„Was heißt hier Minderheit?“ Austausch im Rahmen der Ausstellung in Leer

Im Rahmen der Wanderausstellung „Was heißt hier Minderheit“ hat es nach ihrer feierlichen Eröffnung am 25.07.2022 erneut im Forum der Sparkasse Leer/Wittmund eine Veranstaltung zum Austausch in Sachen Minderheiten, Minderheitensprachen und Regionalsprache Niederdeutsch gegeben.

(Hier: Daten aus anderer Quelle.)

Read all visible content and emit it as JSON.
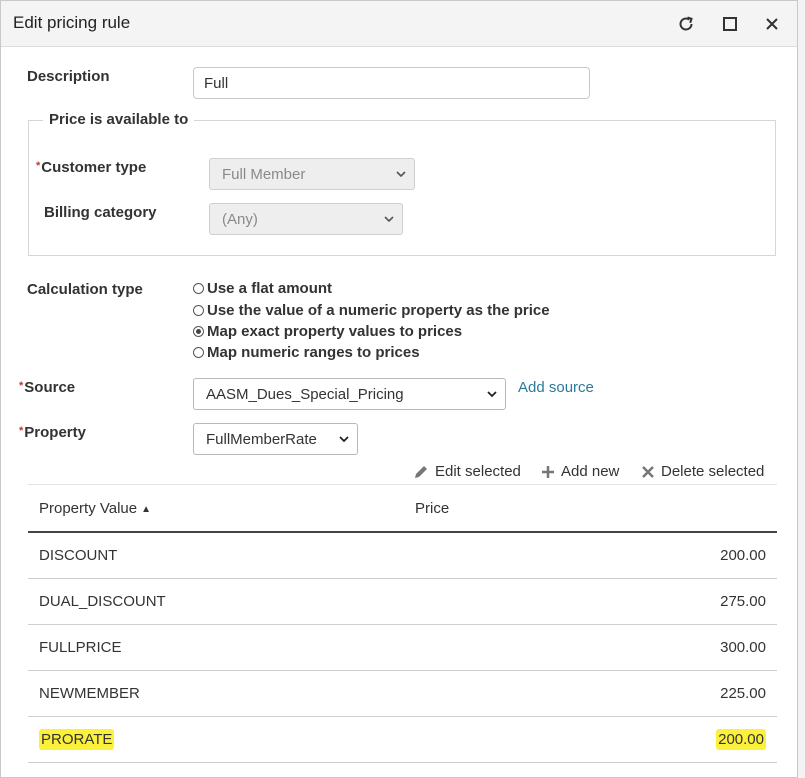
{
  "window": {
    "title": "Edit pricing rule",
    "controls": {
      "refresh": "refresh-icon",
      "maximize": "maximize-icon",
      "close": "close-icon"
    }
  },
  "description": {
    "label": "Description",
    "value": "Full"
  },
  "availability": {
    "legend": "Price is available to",
    "customer_type": {
      "label": "Customer type",
      "value": "Full Member"
    },
    "billing_category": {
      "label": "Billing category",
      "value": "(Any)"
    }
  },
  "calculation": {
    "label": "Calculation type",
    "options": [
      {
        "label": "Use a flat amount",
        "checked": false
      },
      {
        "label": "Use the value of a numeric property as the price",
        "checked": false
      },
      {
        "label": "Map exact property values to prices",
        "checked": true
      },
      {
        "label": "Map numeric ranges to prices",
        "checked": false
      }
    ]
  },
  "source": {
    "label": "Source",
    "value": "AASM_Dues_Special_Pricing",
    "add_link": "Add source"
  },
  "property": {
    "label": "Property",
    "value": "FullMemberRate"
  },
  "toolbar": {
    "edit": "Edit selected",
    "add": "Add new",
    "delete": "Delete selected"
  },
  "table": {
    "columns": [
      "Property Value",
      "Price"
    ],
    "sort_indicator": "▲",
    "rows": [
      {
        "value": "DISCOUNT",
        "price": "200.00"
      },
      {
        "value": "DUAL_DISCOUNT",
        "price": "275.00"
      },
      {
        "value": "FULLPRICE",
        "price": "300.00"
      },
      {
        "value": "NEWMEMBER",
        "price": "225.00"
      },
      {
        "value": "PRORATE",
        "price": "200.00",
        "highlighted": true
      }
    ]
  },
  "colors": {
    "highlight": "#fbf03a",
    "link": "#2a7a9a",
    "required": "#c0392b"
  }
}
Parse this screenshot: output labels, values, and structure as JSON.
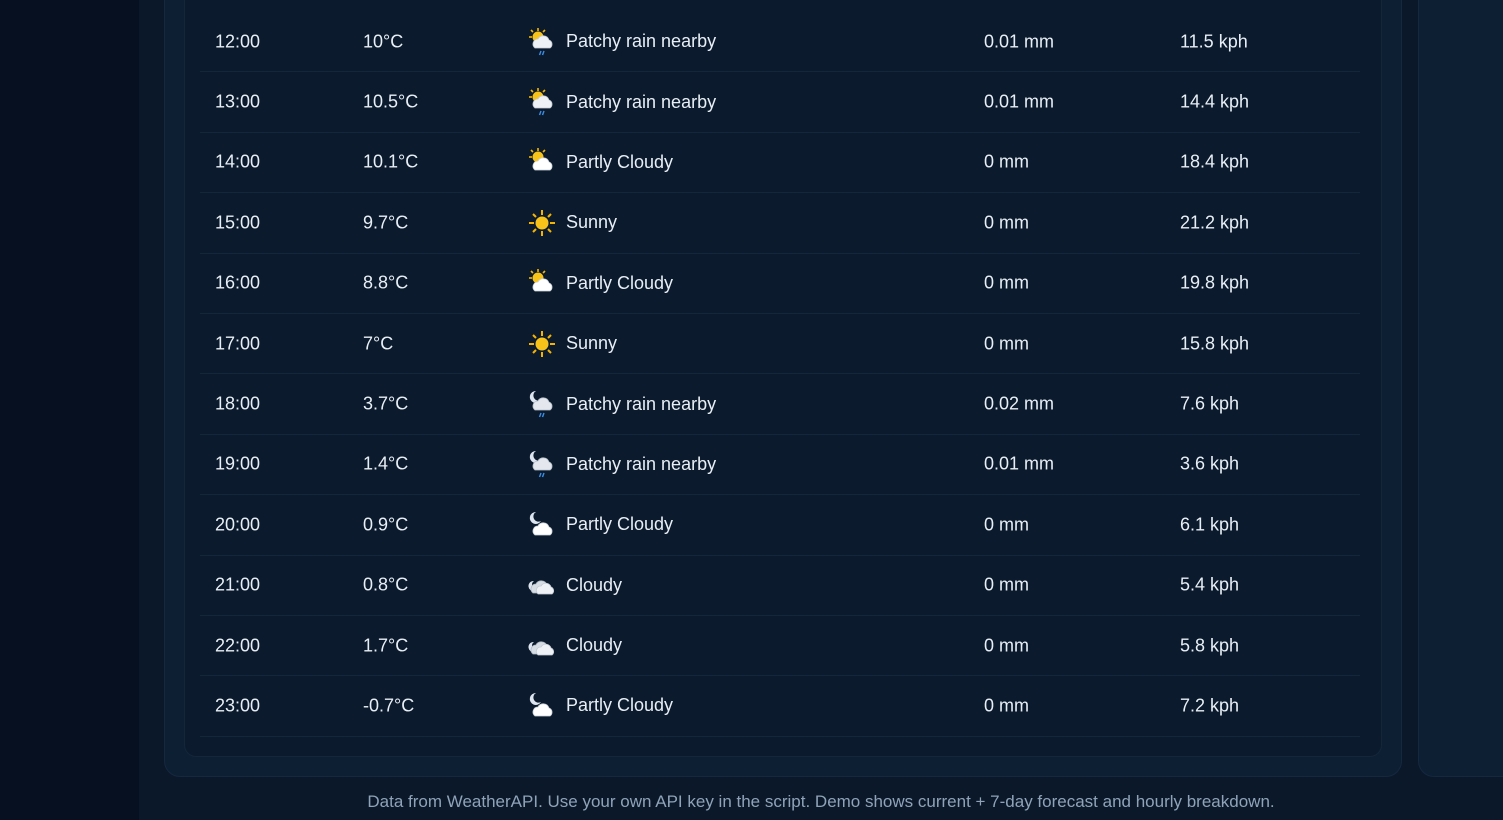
{
  "hourly": [
    {
      "time": "12:00",
      "temp": "10°C",
      "icon": "patchy-rain-day-icon",
      "condition": "Patchy rain nearby",
      "precip": "0.01 mm",
      "wind": "11.5 kph"
    },
    {
      "time": "13:00",
      "temp": "10.5°C",
      "icon": "patchy-rain-day-icon",
      "condition": "Patchy rain nearby",
      "precip": "0.01 mm",
      "wind": "14.4 kph"
    },
    {
      "time": "14:00",
      "temp": "10.1°C",
      "icon": "partly-cloudy-day-icon",
      "condition": "Partly Cloudy",
      "precip": "0 mm",
      "wind": "18.4 kph"
    },
    {
      "time": "15:00",
      "temp": "9.7°C",
      "icon": "sunny-icon",
      "condition": "Sunny",
      "precip": "0 mm",
      "wind": "21.2 kph"
    },
    {
      "time": "16:00",
      "temp": "8.8°C",
      "icon": "partly-cloudy-day-icon",
      "condition": "Partly Cloudy",
      "precip": "0 mm",
      "wind": "19.8 kph"
    },
    {
      "time": "17:00",
      "temp": "7°C",
      "icon": "sunny-icon",
      "condition": "Sunny",
      "precip": "0 mm",
      "wind": "15.8 kph"
    },
    {
      "time": "18:00",
      "temp": "3.7°C",
      "icon": "patchy-rain-night-icon",
      "condition": "Patchy rain nearby",
      "precip": "0.02 mm",
      "wind": "7.6 kph"
    },
    {
      "time": "19:00",
      "temp": "1.4°C",
      "icon": "patchy-rain-night-icon",
      "condition": "Patchy rain nearby",
      "precip": "0.01 mm",
      "wind": "3.6 kph"
    },
    {
      "time": "20:00",
      "temp": "0.9°C",
      "icon": "partly-cloudy-night-icon",
      "condition": "Partly Cloudy",
      "precip": "0 mm",
      "wind": "6.1 kph"
    },
    {
      "time": "21:00",
      "temp": "0.8°C",
      "icon": "cloudy-night-icon",
      "condition": "Cloudy",
      "precip": "0 mm",
      "wind": "5.4 kph"
    },
    {
      "time": "22:00",
      "temp": "1.7°C",
      "icon": "cloudy-night-icon",
      "condition": "Cloudy",
      "precip": "0 mm",
      "wind": "5.8 kph"
    },
    {
      "time": "23:00",
      "temp": "-0.7°C",
      "icon": "partly-cloudy-night-icon",
      "condition": "Partly Cloudy",
      "precip": "0 mm",
      "wind": "7.2 kph"
    }
  ],
  "footer": {
    "note": "Data from WeatherAPI. Use your own API key in the script. Demo shows current + 7-day forecast and hourly breakdown."
  }
}
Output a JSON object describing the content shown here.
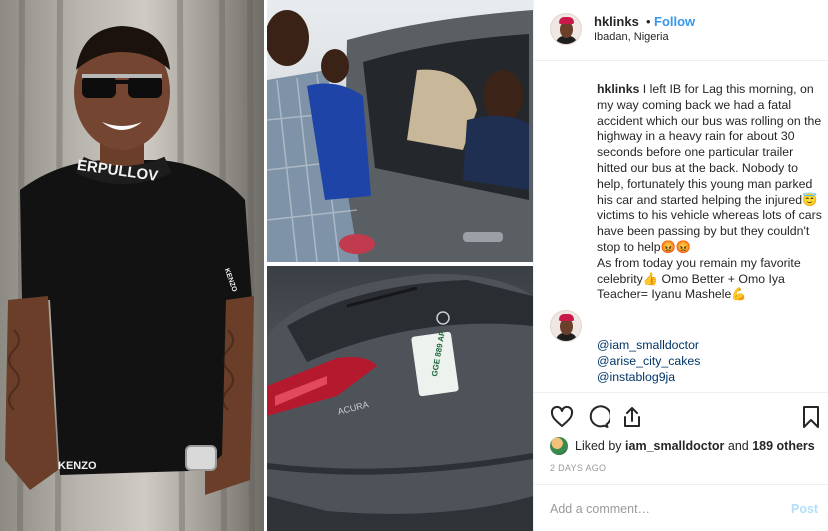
{
  "post": {
    "username": "hklinks",
    "follow_label": "Follow",
    "dot": "•",
    "location": "Ibadan, Nigeria",
    "caption_username": "hklinks",
    "caption_text": "I left IB for Lag this morning, on my way coming back we had a fatal accident which our bus was rolling on the highway in a heavy rain for about 30 seconds before one particular trailer hitted our bus at the back. Nobody to help, fortunately this young man parked his car and started helping the injured😇 victims to his vehicle whereas lots of cars have been passing by but they couldn't stop to help😡😡",
    "caption_text_2": "As from today you remain my favorite celebrity👍 Omo Better + Omo Iya Teacher= Iyanu Mashele💪",
    "tags": [
      "@iam_smalldoctor",
      "@arise_city_cakes",
      "@instablog9ja"
    ],
    "likes_prefix": "Liked by",
    "likes_user": "iam_smalldoctor",
    "likes_and": "and",
    "likes_others": "189 others",
    "time": "2 DAYS AGO",
    "comment_placeholder": "Add a comment…",
    "post_label": "Post"
  },
  "photos": {
    "shirt_text": "ERPULLOV",
    "shirt_brand": "KENZO",
    "sleeve_brand": "KENZO",
    "car_brand": "ACURA",
    "plate_text": "GGE 889 AP"
  },
  "icons": {
    "like": "heart-icon",
    "comment": "comment-icon",
    "share": "share-icon",
    "save": "bookmark-icon"
  },
  "colors": {
    "follow": "#3897f0",
    "tag": "#003569",
    "post_disabled": "#b2dffc",
    "meta": "#999999",
    "border": "#efefef"
  }
}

Die Austauschveranstaltung fand am 23.08.2022 statt, zu der die Ostfriesische Landschaft eingeladen hatte. In seiner Begrüßung zeigte der Landschaftspräsident Rico Mecklenburg auf, dass in der Vielfalt der Bevölkerung Minderheiten nur unzureichend bekannt seien oder über sie Klischees bestünden, die mit der modernen Wirklichkeit nichts zu tun hätten. Daher drückt er sein Lob für die Erarbeitung der Ausstellung durch die Zusammenarbeit der Vertreter der autochthonen Minderheiten und der Regionalsprache Niederdeutsch aus. Zugleich betont er, dass es auch bei der heutigen Veranstaltung bei aller Unterschiedlichkeit um die Gemeinsamkeiten gehen solle und was die Anwesenden gemeinsam in Zukunft erreichen könnten. Mit dieser Perspektive übergab er das Wort an die Leiterin des Plattdüütskbüros der Ostfriesischen Landschaft Grietje Kammler, die als Moderatorin durch die Veranstaltung führte.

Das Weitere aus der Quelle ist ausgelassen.